A estória acompanha os olhos de Mauro (Michel Joelsas), filho único deixado aos cuidados do avô para que seus pais possam sair "de férias". Ao longo do trajeto, o nervosismo dos pais ao passar por um comboio militar denota as férias como forçadas. Mauro, no banco de trás, olha para os soldados da mesma forma que admira os prédios altos de São Paulo, através do vidro do carro. Chegando no prédio do avô – um edifício habitado predominantemente por famílias judaicas – descobrimos com Mauro que seu avô falecera, em uma improvável coincidência de eventos que é articulada pelo diretor sem nenhuma estranheza. Mauro será adotado pelo vizinho Shlomo (Germano Haiut), e aos poucos por todo o resto da comunidade, até que seus pais retornem.

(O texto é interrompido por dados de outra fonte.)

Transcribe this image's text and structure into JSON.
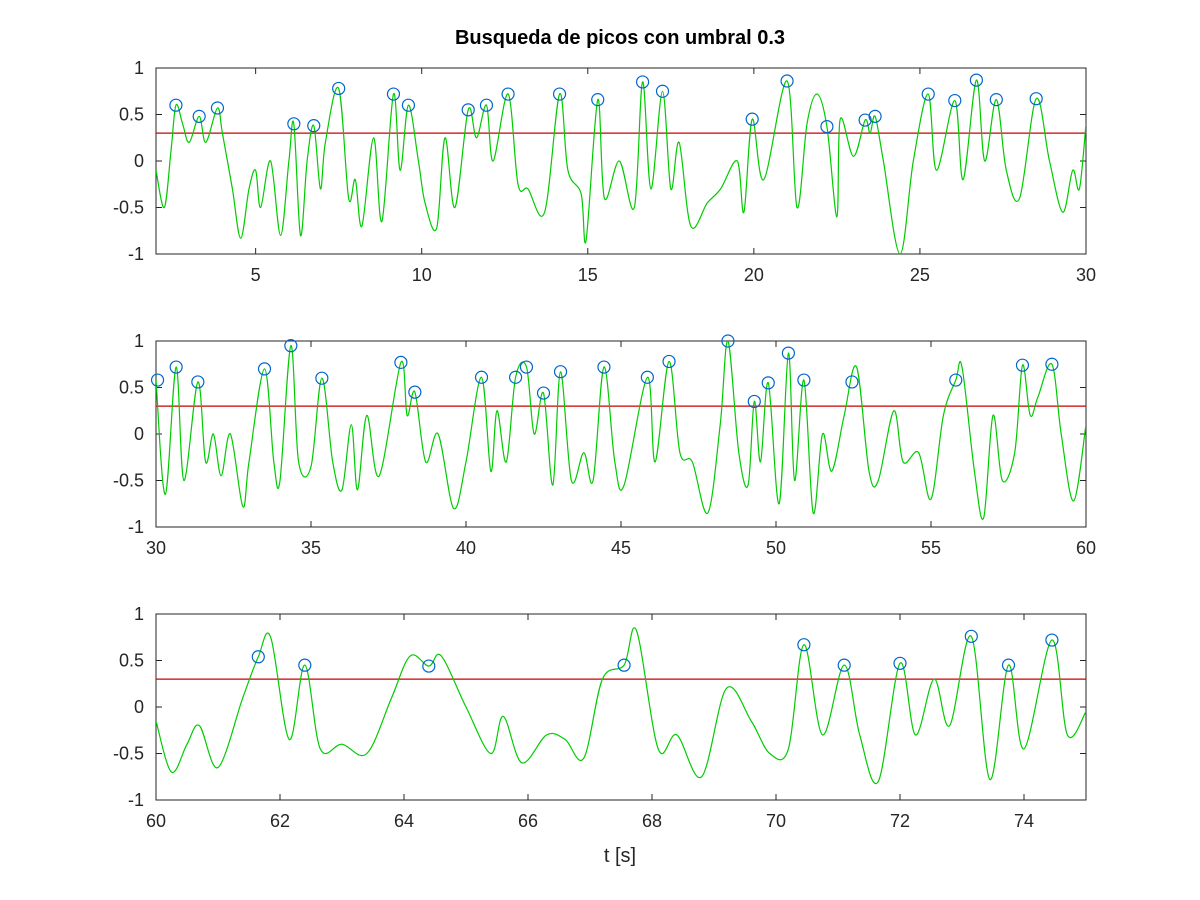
{
  "chart_data": {
    "type": "line",
    "title": "Busqueda de picos con umbral 0.3",
    "xlabel": "t [s]",
    "threshold": 0.3,
    "colors": {
      "signal": "#00cc00",
      "threshold": "#cc0000",
      "peaks": "#0066cc",
      "axes": "#262626"
    },
    "grid": false,
    "subplots": [
      {
        "xlim": [
          2,
          30
        ],
        "ylim": [
          -1,
          1
        ],
        "xticks": [
          5,
          10,
          15,
          20,
          25,
          30
        ],
        "yticks": [
          1,
          0.5,
          0,
          -0.5,
          -1
        ],
        "signal": [
          [
            2,
            -0.1
          ],
          [
            2.25,
            -0.5
          ],
          [
            2.45,
            0.1
          ],
          [
            2.6,
            0.6
          ],
          [
            2.8,
            0.4
          ],
          [
            3.0,
            0.2
          ],
          [
            3.3,
            0.48
          ],
          [
            3.5,
            0.2
          ],
          [
            3.85,
            0.57
          ],
          [
            4.0,
            0.3
          ],
          [
            4.3,
            -0.3
          ],
          [
            4.55,
            -0.83
          ],
          [
            4.8,
            -0.3
          ],
          [
            5.0,
            -0.1
          ],
          [
            5.15,
            -0.5
          ],
          [
            5.45,
            0.0
          ],
          [
            5.75,
            -0.8
          ],
          [
            6.0,
            0.0
          ],
          [
            6.15,
            0.4
          ],
          [
            6.35,
            -0.8
          ],
          [
            6.55,
            0.0
          ],
          [
            6.75,
            0.38
          ],
          [
            6.95,
            -0.3
          ],
          [
            7.1,
            0.2
          ],
          [
            7.5,
            0.78
          ],
          [
            7.8,
            -0.4
          ],
          [
            8.0,
            -0.2
          ],
          [
            8.2,
            -0.7
          ],
          [
            8.55,
            0.25
          ],
          [
            8.8,
            -0.65
          ],
          [
            9.15,
            0.72
          ],
          [
            9.35,
            -0.1
          ],
          [
            9.6,
            0.6
          ],
          [
            9.9,
            0.0
          ],
          [
            10.1,
            -0.45
          ],
          [
            10.45,
            -0.72
          ],
          [
            10.7,
            0.25
          ],
          [
            11.0,
            -0.5
          ],
          [
            11.4,
            0.55
          ],
          [
            11.65,
            0.25
          ],
          [
            11.95,
            0.6
          ],
          [
            12.15,
            0.0
          ],
          [
            12.6,
            0.72
          ],
          [
            12.9,
            -0.25
          ],
          [
            13.2,
            -0.3
          ],
          [
            13.7,
            -0.55
          ],
          [
            14.15,
            0.72
          ],
          [
            14.4,
            -0.1
          ],
          [
            14.8,
            -0.35
          ],
          [
            14.95,
            -0.85
          ],
          [
            15.3,
            0.66
          ],
          [
            15.5,
            -0.4
          ],
          [
            15.95,
            0.0
          ],
          [
            16.4,
            -0.5
          ],
          [
            16.65,
            0.85
          ],
          [
            16.9,
            -0.3
          ],
          [
            17.25,
            0.75
          ],
          [
            17.5,
            -0.3
          ],
          [
            17.75,
            0.2
          ],
          [
            18.1,
            -0.7
          ],
          [
            18.6,
            -0.45
          ],
          [
            19.0,
            -0.3
          ],
          [
            19.5,
            0.0
          ],
          [
            19.7,
            -0.55
          ],
          [
            19.95,
            0.45
          ],
          [
            20.3,
            -0.2
          ],
          [
            21.0,
            0.86
          ],
          [
            21.3,
            -0.5
          ],
          [
            21.6,
            0.4
          ],
          [
            21.9,
            0.72
          ],
          [
            22.2,
            0.37
          ],
          [
            22.5,
            -0.6
          ],
          [
            22.6,
            0.45
          ],
          [
            23.0,
            0.05
          ],
          [
            23.35,
            0.44
          ],
          [
            23.5,
            0.3
          ],
          [
            23.65,
            0.48
          ],
          [
            23.9,
            0.0
          ],
          [
            24.4,
            -1.0
          ],
          [
            24.8,
            0.0
          ],
          [
            25.25,
            0.72
          ],
          [
            25.5,
            -0.1
          ],
          [
            26.05,
            0.65
          ],
          [
            26.3,
            -0.2
          ],
          [
            26.7,
            0.87
          ],
          [
            26.95,
            0.0
          ],
          [
            27.3,
            0.66
          ],
          [
            27.6,
            -0.1
          ],
          [
            28.0,
            -0.4
          ],
          [
            28.5,
            0.67
          ],
          [
            28.9,
            0.0
          ],
          [
            29.3,
            -0.55
          ],
          [
            29.6,
            -0.1
          ],
          [
            29.8,
            -0.3
          ],
          [
            30,
            0.4
          ]
        ],
        "peaks": [
          [
            2.6,
            0.6
          ],
          [
            3.3,
            0.48
          ],
          [
            3.85,
            0.57
          ],
          [
            6.15,
            0.4
          ],
          [
            6.75,
            0.38
          ],
          [
            7.5,
            0.78
          ],
          [
            9.15,
            0.72
          ],
          [
            9.6,
            0.6
          ],
          [
            11.4,
            0.55
          ],
          [
            11.95,
            0.6
          ],
          [
            12.6,
            0.72
          ],
          [
            14.15,
            0.72
          ],
          [
            15.3,
            0.66
          ],
          [
            16.65,
            0.85
          ],
          [
            17.25,
            0.75
          ],
          [
            19.95,
            0.45
          ],
          [
            21.0,
            0.86
          ],
          [
            22.2,
            0.37
          ],
          [
            23.35,
            0.44
          ],
          [
            23.65,
            0.48
          ],
          [
            25.25,
            0.72
          ],
          [
            26.05,
            0.65
          ],
          [
            26.7,
            0.87
          ],
          [
            27.3,
            0.66
          ],
          [
            28.5,
            0.67
          ]
        ]
      },
      {
        "xlim": [
          30,
          60
        ],
        "ylim": [
          -1,
          1
        ],
        "xticks": [
          30,
          35,
          40,
          45,
          50,
          55,
          60
        ],
        "yticks": [
          1,
          0.5,
          0,
          -0.5,
          -1
        ],
        "signal": [
          [
            30,
            0.58
          ],
          [
            30.3,
            -0.65
          ],
          [
            30.65,
            0.72
          ],
          [
            30.9,
            -0.5
          ],
          [
            31.35,
            0.56
          ],
          [
            31.6,
            -0.3
          ],
          [
            31.85,
            0.0
          ],
          [
            32.1,
            -0.45
          ],
          [
            32.4,
            0.0
          ],
          [
            32.8,
            -0.78
          ],
          [
            33.0,
            -0.3
          ],
          [
            33.5,
            0.7
          ],
          [
            33.8,
            -0.3
          ],
          [
            34.0,
            -0.5
          ],
          [
            34.35,
            0.95
          ],
          [
            34.6,
            -0.3
          ],
          [
            35.0,
            -0.35
          ],
          [
            35.35,
            0.6
          ],
          [
            35.7,
            -0.3
          ],
          [
            36.0,
            -0.6
          ],
          [
            36.3,
            0.1
          ],
          [
            36.5,
            -0.6
          ],
          [
            36.8,
            0.2
          ],
          [
            37.2,
            -0.45
          ],
          [
            37.9,
            0.77
          ],
          [
            38.1,
            0.2
          ],
          [
            38.35,
            0.45
          ],
          [
            38.7,
            -0.3
          ],
          [
            39.1,
            0.0
          ],
          [
            39.6,
            -0.8
          ],
          [
            40.0,
            -0.3
          ],
          [
            40.5,
            0.61
          ],
          [
            40.8,
            -0.4
          ],
          [
            41.0,
            0.25
          ],
          [
            41.3,
            -0.3
          ],
          [
            41.6,
            0.61
          ],
          [
            41.95,
            0.72
          ],
          [
            42.2,
            0.0
          ],
          [
            42.5,
            0.44
          ],
          [
            42.8,
            -0.55
          ],
          [
            43.05,
            0.67
          ],
          [
            43.4,
            -0.5
          ],
          [
            43.8,
            -0.2
          ],
          [
            44.1,
            -0.5
          ],
          [
            44.45,
            0.72
          ],
          [
            44.8,
            -0.3
          ],
          [
            45.1,
            -0.55
          ],
          [
            45.85,
            0.61
          ],
          [
            46.1,
            -0.3
          ],
          [
            46.55,
            0.78
          ],
          [
            46.9,
            -0.2
          ],
          [
            47.3,
            -0.3
          ],
          [
            47.8,
            -0.85
          ],
          [
            48.2,
            0.1
          ],
          [
            48.45,
            1.0
          ],
          [
            48.8,
            -0.2
          ],
          [
            49.1,
            -0.55
          ],
          [
            49.3,
            0.35
          ],
          [
            49.5,
            -0.3
          ],
          [
            49.75,
            0.55
          ],
          [
            50.1,
            -0.75
          ],
          [
            50.4,
            0.87
          ],
          [
            50.6,
            -0.5
          ],
          [
            50.9,
            0.58
          ],
          [
            51.2,
            -0.85
          ],
          [
            51.5,
            0.0
          ],
          [
            51.8,
            -0.4
          ],
          [
            52.2,
            0.2
          ],
          [
            52.6,
            0.72
          ],
          [
            53.0,
            -0.4
          ],
          [
            53.3,
            -0.5
          ],
          [
            53.8,
            0.25
          ],
          [
            54.1,
            -0.3
          ],
          [
            54.6,
            -0.2
          ],
          [
            55.0,
            -0.7
          ],
          [
            55.4,
            0.2
          ],
          [
            55.8,
            0.58
          ],
          [
            56.0,
            0.72
          ],
          [
            56.4,
            -0.4
          ],
          [
            56.7,
            -0.9
          ],
          [
            57.0,
            0.2
          ],
          [
            57.3,
            -0.5
          ],
          [
            57.7,
            -0.2
          ],
          [
            57.95,
            0.74
          ],
          [
            58.2,
            0.2
          ],
          [
            58.45,
            0.4
          ],
          [
            58.9,
            0.75
          ],
          [
            59.2,
            0.0
          ],
          [
            59.6,
            -0.72
          ],
          [
            60,
            0.1
          ]
        ],
        "peaks": [
          [
            30.05,
            0.58
          ],
          [
            30.65,
            0.72
          ],
          [
            31.35,
            0.56
          ],
          [
            33.5,
            0.7
          ],
          [
            34.35,
            0.95
          ],
          [
            35.35,
            0.6
          ],
          [
            37.9,
            0.77
          ],
          [
            38.35,
            0.45
          ],
          [
            40.5,
            0.61
          ],
          [
            41.6,
            0.61
          ],
          [
            41.95,
            0.72
          ],
          [
            42.5,
            0.44
          ],
          [
            43.05,
            0.67
          ],
          [
            44.45,
            0.72
          ],
          [
            45.85,
            0.61
          ],
          [
            46.55,
            0.78
          ],
          [
            48.45,
            1.0
          ],
          [
            49.3,
            0.35
          ],
          [
            49.75,
            0.55
          ],
          [
            50.4,
            0.87
          ],
          [
            50.9,
            0.58
          ],
          [
            52.45,
            0.56
          ],
          [
            55.8,
            0.58
          ],
          [
            57.95,
            0.74
          ],
          [
            58.9,
            0.75
          ]
        ]
      },
      {
        "xlim": [
          60,
          75
        ],
        "ylim": [
          -1,
          1
        ],
        "xticks": [
          60,
          62,
          64,
          66,
          68,
          70,
          72,
          74
        ],
        "yticks": [
          1,
          0.5,
          0,
          -0.5,
          -1
        ],
        "signal": [
          [
            60,
            -0.15
          ],
          [
            60.25,
            -0.7
          ],
          [
            60.5,
            -0.4
          ],
          [
            60.7,
            -0.2
          ],
          [
            61.0,
            -0.65
          ],
          [
            61.4,
            0.1
          ],
          [
            61.65,
            0.54
          ],
          [
            61.85,
            0.75
          ],
          [
            62.15,
            -0.35
          ],
          [
            62.4,
            0.45
          ],
          [
            62.65,
            -0.45
          ],
          [
            63.0,
            -0.4
          ],
          [
            63.4,
            -0.5
          ],
          [
            63.8,
            0.1
          ],
          [
            64.1,
            0.55
          ],
          [
            64.4,
            0.44
          ],
          [
            64.6,
            0.55
          ],
          [
            65.0,
            0.0
          ],
          [
            65.4,
            -0.5
          ],
          [
            65.6,
            -0.1
          ],
          [
            65.9,
            -0.6
          ],
          [
            66.3,
            -0.3
          ],
          [
            66.6,
            -0.35
          ],
          [
            66.9,
            -0.55
          ],
          [
            67.2,
            0.3
          ],
          [
            67.55,
            0.45
          ],
          [
            67.75,
            0.82
          ],
          [
            68.1,
            -0.45
          ],
          [
            68.4,
            -0.3
          ],
          [
            68.8,
            -0.75
          ],
          [
            69.2,
            0.2
          ],
          [
            69.6,
            -0.15
          ],
          [
            69.9,
            -0.5
          ],
          [
            70.2,
            -0.45
          ],
          [
            70.45,
            0.67
          ],
          [
            70.75,
            -0.3
          ],
          [
            71.1,
            0.45
          ],
          [
            71.35,
            -0.3
          ],
          [
            71.65,
            -0.8
          ],
          [
            72.0,
            0.47
          ],
          [
            72.25,
            -0.3
          ],
          [
            72.55,
            0.3
          ],
          [
            72.8,
            -0.2
          ],
          [
            73.15,
            0.76
          ],
          [
            73.45,
            -0.78
          ],
          [
            73.75,
            0.45
          ],
          [
            74.0,
            -0.45
          ],
          [
            74.45,
            0.72
          ],
          [
            74.7,
            -0.3
          ],
          [
            75,
            -0.05
          ]
        ],
        "peaks": [
          [
            61.65,
            0.54
          ],
          [
            62.4,
            0.45
          ],
          [
            64.4,
            0.44
          ],
          [
            67.55,
            0.45
          ],
          [
            70.45,
            0.67
          ],
          [
            71.1,
            0.45
          ],
          [
            72.0,
            0.47
          ],
          [
            73.15,
            0.76
          ],
          [
            73.75,
            0.45
          ],
          [
            74.45,
            0.72
          ]
        ]
      }
    ]
  }
}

"O ano em que meus pais saíram de férias" é mais um relato do momento – sempre sofrido, mas também sempre fascinante – em que o mundo infantil é atormentado por questões propriamente adultas (tema já explorado com abordagens tão distintas como a de Shinji Aoyama em "Eureka", ou Richard Donner em "Goonies"). Fascinante por a infância ser, talvez, a fase de manifestação mais bruta da humanidade. Mauro se chateia por não poder ver a Copa do Mundo ao lado do pai – como ele havia lhe prometido – mas não deixa, por isso, de vibrar com os jogos ao lado de sua nova "família". Ele pode estar distante de sua mãe, mas ao mesmo tempo está descobrindo o amor, seja pelo platonismo (a seqüência em que o garoto manifesta sua admiração pelo namorado de Irene é dos momentos mais cativantes de todo o filme), seja por se sentir simplesmente querido (sua relação com a amiga Hanna, personagem de Daniela Piepszyk, autora da mais notável atuação entre as crianças do filme). Seu avô não está mais presente, mas todos os idosos do prédio se mostram avós em potencial.

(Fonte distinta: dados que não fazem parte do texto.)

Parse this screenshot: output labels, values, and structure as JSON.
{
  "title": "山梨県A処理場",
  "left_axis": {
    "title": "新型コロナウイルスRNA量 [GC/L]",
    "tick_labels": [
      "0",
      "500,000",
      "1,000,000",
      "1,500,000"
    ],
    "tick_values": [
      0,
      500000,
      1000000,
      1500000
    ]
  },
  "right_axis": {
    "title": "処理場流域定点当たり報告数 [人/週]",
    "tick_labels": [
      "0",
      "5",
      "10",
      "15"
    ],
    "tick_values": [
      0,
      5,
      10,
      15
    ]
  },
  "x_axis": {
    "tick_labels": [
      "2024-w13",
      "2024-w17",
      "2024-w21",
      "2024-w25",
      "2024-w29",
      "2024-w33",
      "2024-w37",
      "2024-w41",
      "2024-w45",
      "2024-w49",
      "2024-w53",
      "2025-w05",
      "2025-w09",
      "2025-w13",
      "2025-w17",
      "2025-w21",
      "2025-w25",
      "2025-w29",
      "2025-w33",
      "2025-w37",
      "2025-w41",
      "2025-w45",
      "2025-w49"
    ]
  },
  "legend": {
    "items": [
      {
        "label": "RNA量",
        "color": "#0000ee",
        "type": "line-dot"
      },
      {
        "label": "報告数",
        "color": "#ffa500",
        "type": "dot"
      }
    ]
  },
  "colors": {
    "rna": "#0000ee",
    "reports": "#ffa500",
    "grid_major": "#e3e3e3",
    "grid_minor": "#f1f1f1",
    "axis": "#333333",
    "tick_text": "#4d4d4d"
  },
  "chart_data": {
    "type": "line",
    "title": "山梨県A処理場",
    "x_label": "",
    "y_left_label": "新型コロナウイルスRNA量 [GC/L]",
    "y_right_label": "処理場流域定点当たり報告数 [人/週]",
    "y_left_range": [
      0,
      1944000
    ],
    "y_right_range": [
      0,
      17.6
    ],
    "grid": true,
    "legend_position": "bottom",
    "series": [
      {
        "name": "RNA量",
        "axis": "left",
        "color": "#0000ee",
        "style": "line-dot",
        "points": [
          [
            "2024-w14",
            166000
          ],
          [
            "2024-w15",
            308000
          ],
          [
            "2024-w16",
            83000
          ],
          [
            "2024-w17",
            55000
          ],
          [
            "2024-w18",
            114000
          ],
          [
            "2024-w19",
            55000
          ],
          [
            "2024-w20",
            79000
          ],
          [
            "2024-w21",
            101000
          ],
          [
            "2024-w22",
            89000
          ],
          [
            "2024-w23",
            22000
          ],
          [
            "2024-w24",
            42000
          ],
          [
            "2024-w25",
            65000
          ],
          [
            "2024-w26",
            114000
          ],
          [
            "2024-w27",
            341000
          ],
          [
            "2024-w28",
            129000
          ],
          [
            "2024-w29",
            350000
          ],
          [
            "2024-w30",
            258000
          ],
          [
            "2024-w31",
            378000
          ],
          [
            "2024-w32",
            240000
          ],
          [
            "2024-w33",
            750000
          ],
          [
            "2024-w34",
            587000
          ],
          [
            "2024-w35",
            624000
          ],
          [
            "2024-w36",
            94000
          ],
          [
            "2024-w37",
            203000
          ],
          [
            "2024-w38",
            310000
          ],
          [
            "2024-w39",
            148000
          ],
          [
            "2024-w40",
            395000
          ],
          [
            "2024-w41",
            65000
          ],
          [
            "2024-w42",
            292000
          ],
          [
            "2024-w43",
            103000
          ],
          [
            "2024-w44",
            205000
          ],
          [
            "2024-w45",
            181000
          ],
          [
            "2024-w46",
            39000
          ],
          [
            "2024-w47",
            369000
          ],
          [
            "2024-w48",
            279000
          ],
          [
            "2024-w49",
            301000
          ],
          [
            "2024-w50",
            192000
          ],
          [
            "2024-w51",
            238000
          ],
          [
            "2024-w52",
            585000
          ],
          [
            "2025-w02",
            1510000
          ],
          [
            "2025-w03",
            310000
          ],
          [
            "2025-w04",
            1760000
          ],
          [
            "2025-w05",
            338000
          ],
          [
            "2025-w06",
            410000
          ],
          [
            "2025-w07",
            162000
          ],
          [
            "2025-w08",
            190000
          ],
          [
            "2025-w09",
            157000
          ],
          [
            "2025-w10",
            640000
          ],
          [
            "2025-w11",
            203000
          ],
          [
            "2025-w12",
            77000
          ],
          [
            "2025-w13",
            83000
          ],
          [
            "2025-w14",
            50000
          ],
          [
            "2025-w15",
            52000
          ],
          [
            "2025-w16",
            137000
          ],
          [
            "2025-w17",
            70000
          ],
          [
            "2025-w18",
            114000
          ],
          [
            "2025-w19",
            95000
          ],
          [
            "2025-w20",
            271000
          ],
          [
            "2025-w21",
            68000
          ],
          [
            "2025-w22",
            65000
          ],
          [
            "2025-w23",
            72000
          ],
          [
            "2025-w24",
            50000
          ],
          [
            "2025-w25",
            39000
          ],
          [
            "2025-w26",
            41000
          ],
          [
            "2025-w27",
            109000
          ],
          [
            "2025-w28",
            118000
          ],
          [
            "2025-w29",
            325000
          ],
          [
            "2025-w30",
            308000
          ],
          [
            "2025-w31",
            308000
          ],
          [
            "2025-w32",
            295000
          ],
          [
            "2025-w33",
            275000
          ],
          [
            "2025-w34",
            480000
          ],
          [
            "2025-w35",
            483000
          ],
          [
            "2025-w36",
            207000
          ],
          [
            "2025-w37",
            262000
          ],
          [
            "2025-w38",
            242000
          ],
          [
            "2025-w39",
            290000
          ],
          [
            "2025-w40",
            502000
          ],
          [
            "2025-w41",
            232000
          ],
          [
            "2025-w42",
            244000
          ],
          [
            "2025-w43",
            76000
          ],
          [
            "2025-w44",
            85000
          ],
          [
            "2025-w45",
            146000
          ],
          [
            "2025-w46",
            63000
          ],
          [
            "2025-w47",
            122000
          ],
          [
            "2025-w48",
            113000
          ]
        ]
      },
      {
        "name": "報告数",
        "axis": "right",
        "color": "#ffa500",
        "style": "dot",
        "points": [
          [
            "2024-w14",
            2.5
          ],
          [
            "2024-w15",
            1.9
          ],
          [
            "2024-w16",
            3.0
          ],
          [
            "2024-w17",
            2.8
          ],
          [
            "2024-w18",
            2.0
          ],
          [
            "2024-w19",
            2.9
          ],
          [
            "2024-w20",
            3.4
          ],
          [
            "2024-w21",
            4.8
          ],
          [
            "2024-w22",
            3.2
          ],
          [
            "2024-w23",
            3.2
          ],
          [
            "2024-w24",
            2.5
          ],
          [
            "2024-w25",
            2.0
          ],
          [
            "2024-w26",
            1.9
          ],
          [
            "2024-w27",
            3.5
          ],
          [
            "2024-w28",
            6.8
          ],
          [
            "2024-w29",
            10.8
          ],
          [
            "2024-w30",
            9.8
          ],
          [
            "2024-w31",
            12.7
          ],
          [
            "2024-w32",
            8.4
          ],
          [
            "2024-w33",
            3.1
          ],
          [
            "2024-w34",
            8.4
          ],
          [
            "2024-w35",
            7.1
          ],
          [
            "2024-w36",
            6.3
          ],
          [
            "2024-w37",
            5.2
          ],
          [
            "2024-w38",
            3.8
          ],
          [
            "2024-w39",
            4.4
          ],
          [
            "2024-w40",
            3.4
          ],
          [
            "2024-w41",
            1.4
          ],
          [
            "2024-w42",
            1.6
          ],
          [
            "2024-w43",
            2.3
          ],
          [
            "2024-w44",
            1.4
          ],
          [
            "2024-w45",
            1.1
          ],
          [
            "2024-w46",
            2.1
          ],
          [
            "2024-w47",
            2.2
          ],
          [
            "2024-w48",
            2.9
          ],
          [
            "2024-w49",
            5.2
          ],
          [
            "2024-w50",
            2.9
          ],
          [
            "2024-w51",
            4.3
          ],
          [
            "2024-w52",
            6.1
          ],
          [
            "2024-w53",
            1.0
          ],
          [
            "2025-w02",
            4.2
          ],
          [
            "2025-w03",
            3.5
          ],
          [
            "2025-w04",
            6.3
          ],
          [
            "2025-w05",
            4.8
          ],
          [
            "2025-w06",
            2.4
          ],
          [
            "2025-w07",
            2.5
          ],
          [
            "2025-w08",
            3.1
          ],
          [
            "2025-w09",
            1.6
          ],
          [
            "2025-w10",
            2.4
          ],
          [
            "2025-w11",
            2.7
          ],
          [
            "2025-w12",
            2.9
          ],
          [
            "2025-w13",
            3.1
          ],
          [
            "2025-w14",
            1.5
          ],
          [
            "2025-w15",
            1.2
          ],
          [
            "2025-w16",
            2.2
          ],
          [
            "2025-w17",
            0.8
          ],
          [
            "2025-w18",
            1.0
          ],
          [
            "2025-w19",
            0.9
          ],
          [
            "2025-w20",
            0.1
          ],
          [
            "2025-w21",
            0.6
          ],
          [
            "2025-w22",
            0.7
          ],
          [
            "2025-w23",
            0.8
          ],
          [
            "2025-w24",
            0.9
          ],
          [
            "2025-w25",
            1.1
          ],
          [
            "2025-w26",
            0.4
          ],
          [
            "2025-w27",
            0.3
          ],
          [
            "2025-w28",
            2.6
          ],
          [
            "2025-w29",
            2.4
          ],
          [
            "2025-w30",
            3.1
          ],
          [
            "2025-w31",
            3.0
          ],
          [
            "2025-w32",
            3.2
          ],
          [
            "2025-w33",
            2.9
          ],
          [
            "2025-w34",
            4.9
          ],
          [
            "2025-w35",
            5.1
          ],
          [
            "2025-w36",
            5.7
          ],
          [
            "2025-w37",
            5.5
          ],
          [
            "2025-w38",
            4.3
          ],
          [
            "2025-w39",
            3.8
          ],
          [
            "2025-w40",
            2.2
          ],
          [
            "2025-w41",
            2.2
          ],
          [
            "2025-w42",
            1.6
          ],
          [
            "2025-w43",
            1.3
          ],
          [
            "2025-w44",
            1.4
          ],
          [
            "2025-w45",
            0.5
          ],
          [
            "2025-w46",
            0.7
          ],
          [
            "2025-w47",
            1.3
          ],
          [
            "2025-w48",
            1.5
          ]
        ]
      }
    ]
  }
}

O filme, porém, não estabelece uma lógica de substituição como solução (o que fica claro em todo o desenrolar final), mas sim flagra a capacidade humana de se restabelecer e seguir com a vida. Temos, sim, um mar de tristezas, mas temos também um enorme mundo a descobrir pela frente. Temos a ditadura militar, mas temos também a seleção brasileira de futebol. E, aos moldes de Hayao Myiazaki na obra-prima "Meu vizinho Totoro", Hamburger guia o espectador pelos olhos da criança: assim como Mauro, percebemos signos ao nosso redor (nesse sentido, a direção de arte é preciosa: não temos nenhuma dúvida de estarmos vendo uma estória que se passa nos anos 70, mas não por isso precisamos ser confrontados com ícones de época a cada fotograma), mas esses signos trazem informações insuficientes, incompletas (ainda mais se levarmos em consideração que, não se tratando propriamente de um filme infantil, o espectador possui uma bagagem de signos mais ampla do que os olhares infantis de quem os guia). Sentimos os efeitos dos acontecimentos, mesmo que eles só sejam vistos parcialmente (ou sequer isso, como o destino do pai). A câmera, assim como Mauro, enxerga por frestas, por reflexos, por molduras criadas pelo próprio ambiente. A História é sempre entreouvida, nunca mais que isso.

A comparação com recentes sucessos do cinema argentino, portanto, é explicável: "O ano em que meus pais saíram de férias" traz à superfície o vigor melodramático de "Valentín" (Alejandro Agresti), alinhando-se, nas entrelinhas, à estratégia de discurso de Juan José Campanella (que, com o belíssimo "O filho da noiva", fez possivelmente o melhor filme sobre a recente crise política Argentina). A semelhança, porém, está na leveza das pinceladas: toda a abordagem de Hamburger prima pela delicadeza, e a delicadeza é chave de muitas portas. "O ano em que meus pais saíram de férias" é político, mas não é panfleto; é brasileiro (se é que tal idéia existe esteticamente), mas prefere escrever com letras minúsculas; é triste, mas faz rir; é cunhado com mãos precisas, porém extremamente leves; é sobre a História, mas é sobretudo sobre como ela transforma a vida das pessoas. Ao fim do filme, o que fica é aquela sensação incômoda - tão particular aos momentos em que decidimos tirar a poeira do passado - aquela inquietação quando percebemos que a vida, em cada um de seus momentos, é uma estranha combinação de tristeza com felicidade.